Я игнорировал его, сидя за столом и читая какую-то книгу, которую нашёл на полке. Даже особо не вчитываясь, я ожидал, что же может выкинуть брат. Он поднялся с дивана и подошёл ко мне. Наклонился, и я почувствовал запах льда, каких-то духов и средства для вывода вшей. Его волосы легли мне на шею, щекотнули ухо. Вдруг он мягко схватил руками мои плечи и погладил. Не отрывая взгляда от страниц книги, которую я читал, он мерно проговорил:
— С таким упоением читаешь словарь.
Тишина давила.
— Глупенький.
Я напрягся. Брат хихикнул, отпустил меня и вышел из комнаты.

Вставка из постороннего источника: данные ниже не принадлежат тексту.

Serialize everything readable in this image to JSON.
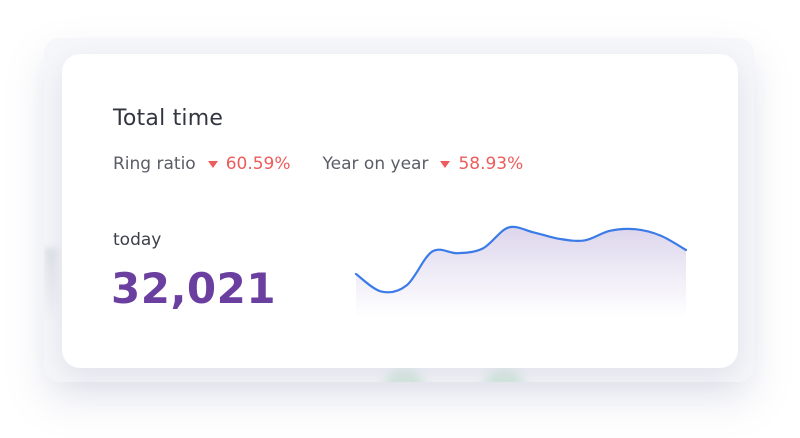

Пребывая в небольшом осадке и даже шоке от произошедшего, я перевернул книгу и взглянул на обложку. И вправду словарь. Русско-немецкий.

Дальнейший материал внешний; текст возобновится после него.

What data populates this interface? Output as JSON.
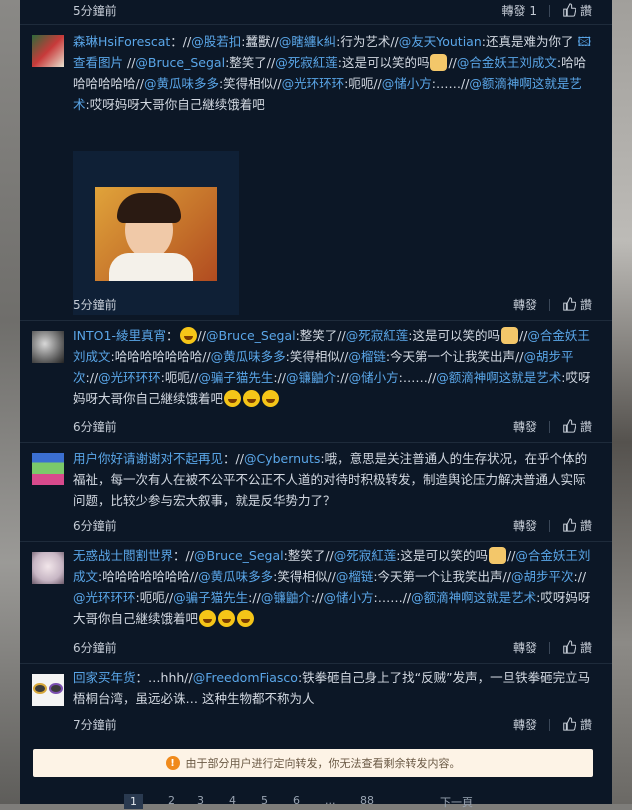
{
  "top": {
    "time": "5分鐘前",
    "repost": "轉發 1",
    "like": "讚"
  },
  "comments": [
    {
      "user": "森琳HsiForescat",
      "segments": [
        {
          "t": "：//"
        },
        {
          "m": "@股若扣"
        },
        {
          "t": ":蠶獸//"
        },
        {
          "m": "@瞎纏k糾"
        },
        {
          "t": ":行为艺术//"
        },
        {
          "m": "@友天Youtian"
        },
        {
          "t": ":还真是难为你了 "
        },
        {
          "m": "🖾 查看图片"
        },
        {
          "t": " //"
        },
        {
          "m": "@Bruce_Segal"
        },
        {
          "t": ":整笑了//"
        },
        {
          "m": "@死寂紅莲"
        },
        {
          "t": ":这是可以笑的吗"
        },
        {
          "e": "cat"
        },
        {
          "t": "//"
        },
        {
          "m": "@合金妖王刘成文"
        },
        {
          "t": ":哈哈哈哈哈哈哈//"
        },
        {
          "m": "@黄瓜味多多"
        },
        {
          "t": ":笑得相似//"
        },
        {
          "m": "@光环环环"
        },
        {
          "t": ":呃呃//"
        },
        {
          "m": "@储小方"
        },
        {
          "t": ":……//"
        },
        {
          "m": "@额滴神啊这就是艺术"
        },
        {
          "t": ":哎呀妈呀大哥你自己継续饿着吧"
        }
      ],
      "time": "5分鐘前",
      "repost": "轉發",
      "like": "讚"
    },
    {
      "user": "INTO1-綾里真宵",
      "segments": [
        {
          "t": "："
        },
        {
          "e": "laugh"
        },
        {
          "t": "//"
        },
        {
          "m": "@Bruce_Segal"
        },
        {
          "t": ":整笑了//"
        },
        {
          "m": "@死寂紅莲"
        },
        {
          "t": ":这是可以笑的吗"
        },
        {
          "e": "cat"
        },
        {
          "t": "//"
        },
        {
          "m": "@合金妖王刘成文"
        },
        {
          "t": ":哈哈哈哈哈哈哈//"
        },
        {
          "m": "@黄瓜味多多"
        },
        {
          "t": ":笑得相似//"
        },
        {
          "m": "@榴链"
        },
        {
          "t": ":今天第一个让我笑出声//"
        },
        {
          "m": "@胡步平次"
        },
        {
          "t": "://"
        },
        {
          "m": "@光环环环"
        },
        {
          "t": ":呃呃//"
        },
        {
          "m": "@骗子猫先生"
        },
        {
          "t": "://"
        },
        {
          "m": "@镰鼬介"
        },
        {
          "t": "://"
        },
        {
          "m": "@储小方"
        },
        {
          "t": ":……//"
        },
        {
          "m": "@额滴神啊这就是艺术"
        },
        {
          "t": ":哎呀妈呀大哥你自己継续饿着吧"
        },
        {
          "e": "laugh"
        },
        {
          "e": "laugh"
        },
        {
          "e": "laugh"
        }
      ],
      "time": "6分鐘前",
      "repost": "轉發",
      "like": "讚"
    },
    {
      "user": "用户你好请谢谢对不起再见",
      "segments": [
        {
          "t": "：//"
        },
        {
          "m": "@Cybernuts"
        },
        {
          "t": ":哦，意思是关注普通人的生存状况，在乎个体的福祉，每一次有人在被不公平不公正不人道的对待时积极转发，制造舆论压力解决普通人实际问题，比较少参与宏大叙事，就是反华势力了？"
        }
      ],
      "time": "6分鐘前",
      "repost": "轉發",
      "like": "讚"
    },
    {
      "user": "无惑战士閻割世界",
      "segments": [
        {
          "t": "：//"
        },
        {
          "m": "@Bruce_Segal"
        },
        {
          "t": ":整笑了//"
        },
        {
          "m": "@死寂紅莲"
        },
        {
          "t": ":这是可以笑的吗"
        },
        {
          "e": "cat"
        },
        {
          "t": "//"
        },
        {
          "m": "@合金妖王刘成文"
        },
        {
          "t": ":哈哈哈哈哈哈哈//"
        },
        {
          "m": "@黄瓜味多多"
        },
        {
          "t": ":笑得相似//"
        },
        {
          "m": "@榴链"
        },
        {
          "t": ":今天第一个让我笑出声//"
        },
        {
          "m": "@胡步平次"
        },
        {
          "t": "://"
        },
        {
          "m": "@光环环环"
        },
        {
          "t": ":呃呃//"
        },
        {
          "m": "@骗子猫先生"
        },
        {
          "t": "://"
        },
        {
          "m": "@镰鼬介"
        },
        {
          "t": "://"
        },
        {
          "m": "@储小方"
        },
        {
          "t": ":……//"
        },
        {
          "m": "@额滴神啊这就是艺术"
        },
        {
          "t": ":哎呀妈呀大哥你自己継续饿着吧"
        },
        {
          "e": "laugh"
        },
        {
          "e": "laugh"
        },
        {
          "e": "laugh"
        }
      ],
      "time": "6分鐘前",
      "repost": "轉發",
      "like": "讚"
    },
    {
      "user": "回家买年货",
      "segments": [
        {
          "t": "：…hhh//"
        },
        {
          "m": "@FreedomFiasco"
        },
        {
          "t": ":铁拳砸自己身上了找“反贼”发声，一旦铁拳砸完立马梧桐台湾，虽远必诛… 这种生物都不称为人"
        }
      ],
      "time": "7分鐘前",
      "repost": "轉發",
      "like": "讚"
    }
  ],
  "notice": {
    "icon": "!",
    "text": "由于部分用户进行定向转发，你无法查看剩余转发内容。"
  },
  "pager": {
    "pages": [
      "1",
      "2",
      "3",
      "4",
      "5",
      "6",
      "...",
      "88"
    ],
    "next": "下一頁"
  }
}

Мне нужно уйти отсюда. Просто куда-нибудь.
Приняв решение, я переоделся (с усилием борясь с отвращением к телу и синякам на животе и предплечьях), взял книжку и пошёл на улицу. Выйдя из подъезда, я выдохнул. Напряжение снял нежный и тёплый летний воздух. Направляясь к лавочке во дворе я продолжал думать. Меня изнасиловали. Изнасиловали. Словно проститутку, словно мусор общества. Какая же мерзость.

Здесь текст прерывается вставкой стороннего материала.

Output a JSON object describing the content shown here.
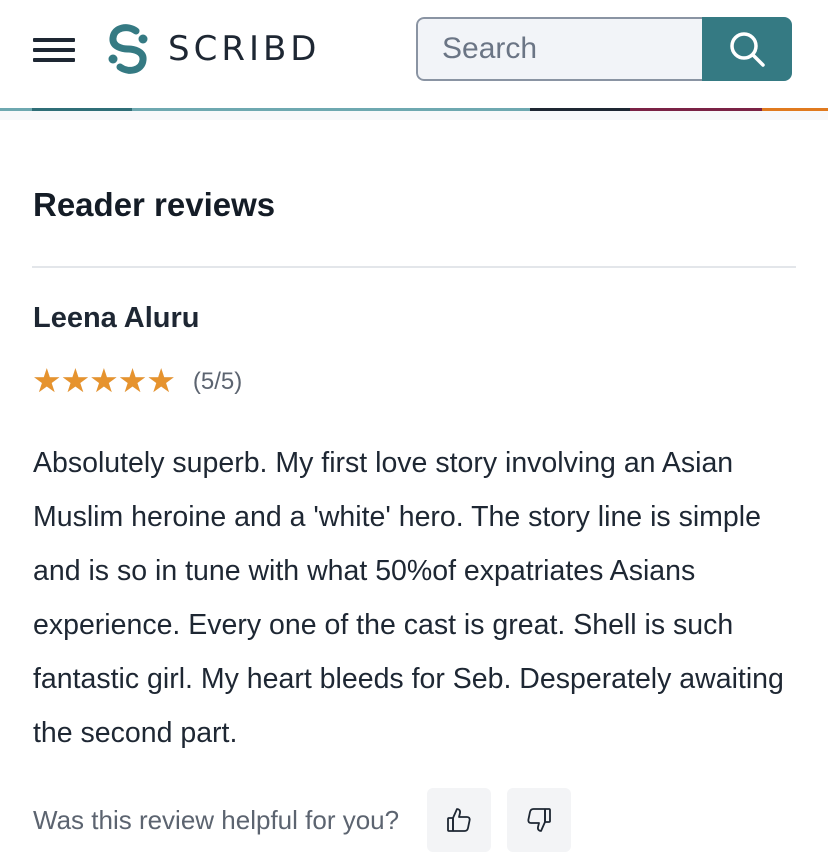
{
  "header": {
    "logo_text": "SCRIBD",
    "search_placeholder": "Search",
    "brand_color": "#357a83"
  },
  "reviews": {
    "title": "Reader reviews",
    "items": [
      {
        "author": "Leena Aluru",
        "rating": 5,
        "rating_max": 5,
        "rating_text": "(5/5)",
        "body": "Absolutely superb. My first love story involving an Asian Muslim heroine and a 'white' hero. The story line is simple and is so in tune with what 50%of expatriates Asians experience. Every one of the cast is great. Shell is such fantastic girl. My heart bleeds for Seb. Desperately awaiting the second part.",
        "helpful_prompt": "Was this review helpful for you?"
      }
    ]
  },
  "icons": {
    "menu": "hamburger-menu-icon",
    "search": "search-icon",
    "thumbs_up": "thumbs-up-icon",
    "thumbs_down": "thumbs-down-icon",
    "star": "star-icon"
  },
  "colors": {
    "star": "#e6932e",
    "accent": "#6ea8b0"
  }
}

Присев и шикнув от боли, я открыл книгу. Ей оказался сборник рассказов Чехова. Читая, я не замечал ничего вокруг себя. Резвящиеся в песочнице дети казались словно фантомами, и стук лопаток по пластмассовым формочкам для песка не мешал своим цоканьем.
В меня прилетел бумажный самолётик. Проведя взглядом мальчика, забирающего его и убегающего к своим друзьям, я снова задумался, но совершенно без мыслей. Пялясь в один маленький камушек на тёмном речном песке под лавочкой, на котором валялась скорлупа от подсолнечных жареных семечек, я опустил книгу страницами вниз.
От просиживания в бессмысленной задумчивости меня отвлекли задорные крики детей. Я никогда не смогу вернуть ту беззаботность. Вчерашняя ночь будто вывела меня из зависимости от розовых очков, показав жестокость людей. Я не ребёнок больше, но и не взрослый. Я много чего не понимал. Мне не хотелось мыслить о том, что сделал отец. Мне не хотелось до панической атаки. Боль внизу, словно шрам, глубокий собачий укус, который никак не заживал, напоминал об ужасе, испытанном мной.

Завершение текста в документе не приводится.